Enable vectors on a self-hosted D1 / SQLite deploy

You’re on Cloudflare Workers. Create a Vectorize index per embedding model you want (dimensions are fixed at creation), then bind it in wrangler.toml.

# pick the model(s) you need — dimensions must match the model
wrangler vectorize create workeros-bge-m3   --dimensions=1024 --metric=cosine
wrangler vectorize create workeros-openai-1536 --dimensions=1536 --metric=cosine

# wrangler.toml — uncomment only the models you created (CF validates bindings
# at deploy, so a binding to a non-existent index breaks the deploy).
[[vectorize]]
binding = "VECTORIZE_BGE_M3"
index_name = "workeros-bge-m3"

# Workers AI bge-m3 needs the AI binding:
[ai]
binding = "AI"

Then configure an embedding provider for that model (see below) and set a default model so vectorizable collections embed without per-collection config:

[vars]
EMBEDDING_DEFAULT_MODEL = "bge-m3"

Embedding providers

The embedding model determines the provider (and the index dimensions):

Model key	Provider	Dimensions	Needs
`bge-m3`	Workers AI	1024	`[ai]` binding
`openai-3-small`	OpenAI	1536	`OPENAI_API_KEY`
`openai-3-large`	OpenAI	3072	`OPENAI_API_KEY` (exceeds Vectorize’s 1536 max — Postgres or Turso/libSQL only)
`self-host-bge-m3`	Self-host (TEI / Ollama / vLLM)	1024	`EMBEDDING_HTTP_URL` (+ `EMBEDDING_HTTP_TOKEN`)

OpenAI and self-host run on your own keys (your cost). On backlex.cloud the Workers-AI path runs through the control-plane gateway (metered + hard-capped); self-hosted, it uses your own [ai] binding.

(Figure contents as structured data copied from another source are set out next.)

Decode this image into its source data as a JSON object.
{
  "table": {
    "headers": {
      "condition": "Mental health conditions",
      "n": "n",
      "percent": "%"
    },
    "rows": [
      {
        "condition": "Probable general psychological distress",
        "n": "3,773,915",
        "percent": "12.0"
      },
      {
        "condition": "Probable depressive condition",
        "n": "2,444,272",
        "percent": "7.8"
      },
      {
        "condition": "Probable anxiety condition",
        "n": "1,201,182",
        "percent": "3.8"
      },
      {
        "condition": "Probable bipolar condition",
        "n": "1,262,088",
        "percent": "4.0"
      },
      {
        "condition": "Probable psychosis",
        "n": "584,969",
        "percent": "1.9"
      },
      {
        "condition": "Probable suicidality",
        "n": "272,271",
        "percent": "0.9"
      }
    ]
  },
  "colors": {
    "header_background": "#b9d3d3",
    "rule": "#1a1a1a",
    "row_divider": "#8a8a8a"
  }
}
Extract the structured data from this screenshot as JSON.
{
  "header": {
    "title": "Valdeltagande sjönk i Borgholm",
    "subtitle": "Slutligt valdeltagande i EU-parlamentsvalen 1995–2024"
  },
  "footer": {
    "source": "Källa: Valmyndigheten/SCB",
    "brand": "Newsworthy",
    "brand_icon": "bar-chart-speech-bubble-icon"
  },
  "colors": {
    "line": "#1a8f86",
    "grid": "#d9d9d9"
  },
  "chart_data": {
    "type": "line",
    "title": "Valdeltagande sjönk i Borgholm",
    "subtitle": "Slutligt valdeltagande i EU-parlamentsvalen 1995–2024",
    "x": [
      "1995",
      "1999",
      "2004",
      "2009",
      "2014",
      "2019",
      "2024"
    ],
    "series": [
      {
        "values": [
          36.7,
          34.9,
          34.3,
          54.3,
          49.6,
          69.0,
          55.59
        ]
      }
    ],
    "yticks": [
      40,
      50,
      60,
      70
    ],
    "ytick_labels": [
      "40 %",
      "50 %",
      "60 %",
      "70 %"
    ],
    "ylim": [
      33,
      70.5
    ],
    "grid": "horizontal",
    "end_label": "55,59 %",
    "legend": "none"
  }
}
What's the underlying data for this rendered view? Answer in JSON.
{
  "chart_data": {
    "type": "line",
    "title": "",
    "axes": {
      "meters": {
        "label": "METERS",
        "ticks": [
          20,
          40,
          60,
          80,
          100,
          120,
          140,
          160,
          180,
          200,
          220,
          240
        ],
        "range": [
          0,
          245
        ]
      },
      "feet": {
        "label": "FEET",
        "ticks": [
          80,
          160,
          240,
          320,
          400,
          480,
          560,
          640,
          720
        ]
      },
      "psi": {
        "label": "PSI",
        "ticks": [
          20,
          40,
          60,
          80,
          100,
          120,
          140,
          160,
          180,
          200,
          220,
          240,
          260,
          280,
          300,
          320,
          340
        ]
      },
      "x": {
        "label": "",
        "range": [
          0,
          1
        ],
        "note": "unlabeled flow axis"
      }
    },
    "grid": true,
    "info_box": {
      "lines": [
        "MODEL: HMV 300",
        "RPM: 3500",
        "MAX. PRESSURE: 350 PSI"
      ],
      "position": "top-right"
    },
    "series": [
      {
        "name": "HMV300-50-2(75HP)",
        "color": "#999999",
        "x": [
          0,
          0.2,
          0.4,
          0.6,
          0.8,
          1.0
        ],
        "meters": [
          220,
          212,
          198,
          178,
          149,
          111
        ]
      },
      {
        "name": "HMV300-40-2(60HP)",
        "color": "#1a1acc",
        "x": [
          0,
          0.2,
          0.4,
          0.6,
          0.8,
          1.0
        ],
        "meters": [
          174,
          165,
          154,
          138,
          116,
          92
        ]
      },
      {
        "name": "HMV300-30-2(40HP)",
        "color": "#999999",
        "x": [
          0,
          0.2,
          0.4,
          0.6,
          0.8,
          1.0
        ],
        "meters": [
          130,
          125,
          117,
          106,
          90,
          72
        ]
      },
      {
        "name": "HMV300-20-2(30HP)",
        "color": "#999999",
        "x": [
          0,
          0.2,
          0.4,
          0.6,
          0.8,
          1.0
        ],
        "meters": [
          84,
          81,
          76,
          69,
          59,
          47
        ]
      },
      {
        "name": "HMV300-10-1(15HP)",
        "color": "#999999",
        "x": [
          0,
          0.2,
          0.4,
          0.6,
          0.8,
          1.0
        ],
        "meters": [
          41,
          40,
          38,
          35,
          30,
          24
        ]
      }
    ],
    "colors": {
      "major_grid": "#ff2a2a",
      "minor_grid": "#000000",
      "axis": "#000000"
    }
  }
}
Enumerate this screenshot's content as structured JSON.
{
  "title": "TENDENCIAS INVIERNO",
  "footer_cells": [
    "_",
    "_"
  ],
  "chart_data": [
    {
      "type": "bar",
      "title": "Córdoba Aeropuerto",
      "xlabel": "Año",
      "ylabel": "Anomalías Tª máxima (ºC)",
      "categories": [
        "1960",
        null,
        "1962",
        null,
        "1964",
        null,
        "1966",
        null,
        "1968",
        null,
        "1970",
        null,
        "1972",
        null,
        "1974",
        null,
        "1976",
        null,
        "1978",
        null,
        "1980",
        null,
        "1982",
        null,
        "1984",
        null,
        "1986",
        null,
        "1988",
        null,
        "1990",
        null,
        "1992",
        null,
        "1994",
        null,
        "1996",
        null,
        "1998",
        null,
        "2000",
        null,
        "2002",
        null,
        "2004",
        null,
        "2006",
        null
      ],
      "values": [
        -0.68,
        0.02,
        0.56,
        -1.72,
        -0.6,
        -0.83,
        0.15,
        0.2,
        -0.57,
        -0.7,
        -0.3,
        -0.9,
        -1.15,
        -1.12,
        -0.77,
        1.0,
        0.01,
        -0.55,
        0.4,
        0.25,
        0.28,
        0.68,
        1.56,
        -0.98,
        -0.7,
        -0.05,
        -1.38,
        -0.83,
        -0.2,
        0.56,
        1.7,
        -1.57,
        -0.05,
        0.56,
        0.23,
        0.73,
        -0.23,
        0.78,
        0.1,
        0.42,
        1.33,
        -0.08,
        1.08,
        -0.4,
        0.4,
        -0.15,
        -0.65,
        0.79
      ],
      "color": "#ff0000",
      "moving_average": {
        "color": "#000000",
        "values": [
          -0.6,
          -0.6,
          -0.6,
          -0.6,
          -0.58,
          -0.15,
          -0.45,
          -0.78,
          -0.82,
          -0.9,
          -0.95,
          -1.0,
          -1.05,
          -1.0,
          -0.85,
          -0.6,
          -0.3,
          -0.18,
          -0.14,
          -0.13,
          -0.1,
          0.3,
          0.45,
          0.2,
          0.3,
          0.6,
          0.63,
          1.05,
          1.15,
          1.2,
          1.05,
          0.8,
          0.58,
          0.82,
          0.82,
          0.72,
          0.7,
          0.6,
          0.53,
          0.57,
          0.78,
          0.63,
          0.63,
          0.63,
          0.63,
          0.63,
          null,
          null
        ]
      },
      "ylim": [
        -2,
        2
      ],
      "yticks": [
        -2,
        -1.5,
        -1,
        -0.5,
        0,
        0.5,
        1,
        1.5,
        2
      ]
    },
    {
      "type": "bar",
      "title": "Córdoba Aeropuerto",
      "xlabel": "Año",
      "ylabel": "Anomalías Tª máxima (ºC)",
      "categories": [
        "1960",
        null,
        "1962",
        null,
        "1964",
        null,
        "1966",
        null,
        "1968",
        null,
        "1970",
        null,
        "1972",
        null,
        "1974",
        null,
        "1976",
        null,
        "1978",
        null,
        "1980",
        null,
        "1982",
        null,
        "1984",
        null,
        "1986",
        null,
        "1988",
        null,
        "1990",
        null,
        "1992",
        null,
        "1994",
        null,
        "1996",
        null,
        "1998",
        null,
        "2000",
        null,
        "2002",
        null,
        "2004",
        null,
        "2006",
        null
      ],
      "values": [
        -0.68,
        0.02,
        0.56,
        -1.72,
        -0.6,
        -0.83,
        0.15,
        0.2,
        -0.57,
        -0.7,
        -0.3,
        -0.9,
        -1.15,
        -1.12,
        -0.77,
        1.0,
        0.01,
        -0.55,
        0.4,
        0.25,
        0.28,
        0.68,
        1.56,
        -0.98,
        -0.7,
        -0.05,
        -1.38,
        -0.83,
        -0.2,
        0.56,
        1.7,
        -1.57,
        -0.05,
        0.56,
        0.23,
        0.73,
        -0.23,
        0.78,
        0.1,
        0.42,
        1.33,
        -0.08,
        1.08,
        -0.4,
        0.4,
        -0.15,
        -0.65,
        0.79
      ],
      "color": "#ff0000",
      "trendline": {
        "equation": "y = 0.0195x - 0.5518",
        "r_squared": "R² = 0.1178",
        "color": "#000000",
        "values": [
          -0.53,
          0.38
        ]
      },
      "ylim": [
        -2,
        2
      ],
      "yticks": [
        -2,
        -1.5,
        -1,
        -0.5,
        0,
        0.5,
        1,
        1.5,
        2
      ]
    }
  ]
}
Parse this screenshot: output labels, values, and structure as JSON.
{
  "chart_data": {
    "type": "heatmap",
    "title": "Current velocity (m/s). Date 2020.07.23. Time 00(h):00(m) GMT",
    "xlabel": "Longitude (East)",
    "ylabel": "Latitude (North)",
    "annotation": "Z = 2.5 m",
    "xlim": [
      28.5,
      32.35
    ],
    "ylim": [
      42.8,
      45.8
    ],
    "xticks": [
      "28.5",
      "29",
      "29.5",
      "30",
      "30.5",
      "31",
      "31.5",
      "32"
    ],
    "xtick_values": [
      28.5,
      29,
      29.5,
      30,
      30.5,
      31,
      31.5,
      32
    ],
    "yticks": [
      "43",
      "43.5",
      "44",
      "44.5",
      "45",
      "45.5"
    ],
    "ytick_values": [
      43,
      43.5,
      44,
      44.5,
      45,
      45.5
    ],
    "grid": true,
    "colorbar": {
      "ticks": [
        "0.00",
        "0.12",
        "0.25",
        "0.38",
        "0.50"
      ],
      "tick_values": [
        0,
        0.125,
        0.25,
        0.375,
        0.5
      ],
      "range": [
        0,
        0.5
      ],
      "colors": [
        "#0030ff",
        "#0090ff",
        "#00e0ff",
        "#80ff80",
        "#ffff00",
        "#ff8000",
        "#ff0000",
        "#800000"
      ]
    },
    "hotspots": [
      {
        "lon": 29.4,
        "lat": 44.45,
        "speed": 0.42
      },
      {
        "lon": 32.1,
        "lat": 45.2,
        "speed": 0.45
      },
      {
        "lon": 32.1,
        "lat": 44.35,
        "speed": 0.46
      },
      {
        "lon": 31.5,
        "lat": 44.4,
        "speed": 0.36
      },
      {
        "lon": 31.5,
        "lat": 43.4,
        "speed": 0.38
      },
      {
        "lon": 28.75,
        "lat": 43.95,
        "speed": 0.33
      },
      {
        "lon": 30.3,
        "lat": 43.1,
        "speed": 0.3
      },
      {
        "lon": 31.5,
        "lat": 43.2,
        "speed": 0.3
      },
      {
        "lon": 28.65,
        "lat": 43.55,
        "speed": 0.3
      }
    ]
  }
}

Make a collection vectorizable

Turn on the collection master switch and flag the text fields to embed. On each write, the flagged text / longtext fields are concatenated and embedded; the vector is upserted under the collection’s namespace.

// collection
{
  "vectorize": true,            // master switch
  "vectorizeModel": "bge-m3",   // optional; defaults to EMBEDDING_DEFAULT_MODEL
  "fields": [
    { "name": "title", "type": "text", "vectorize": true },
    { "name": "body",  "type": "longtext", "vectorize": true }
  ]
}

Embedding on write is best-effort — a provider/store hiccup is logged but never blocks the item write.

Endpoints

Under /api/vector (see also the vector.search MCP tool):

Endpoint	Purpose
`POST /embed-upsert`	server embeds `text`, then upserts
`POST /search`	server embeds the query `text`, then ANN-searches
`POST /upsert`	upsert pre-computed vectors
`POST /query`	search by a pre-computed query vector
`POST /delete`	delete by id (namespace-scoped)

Vectors are isolated per collection via a namespace (the collection slug), so one index safely holds many collections.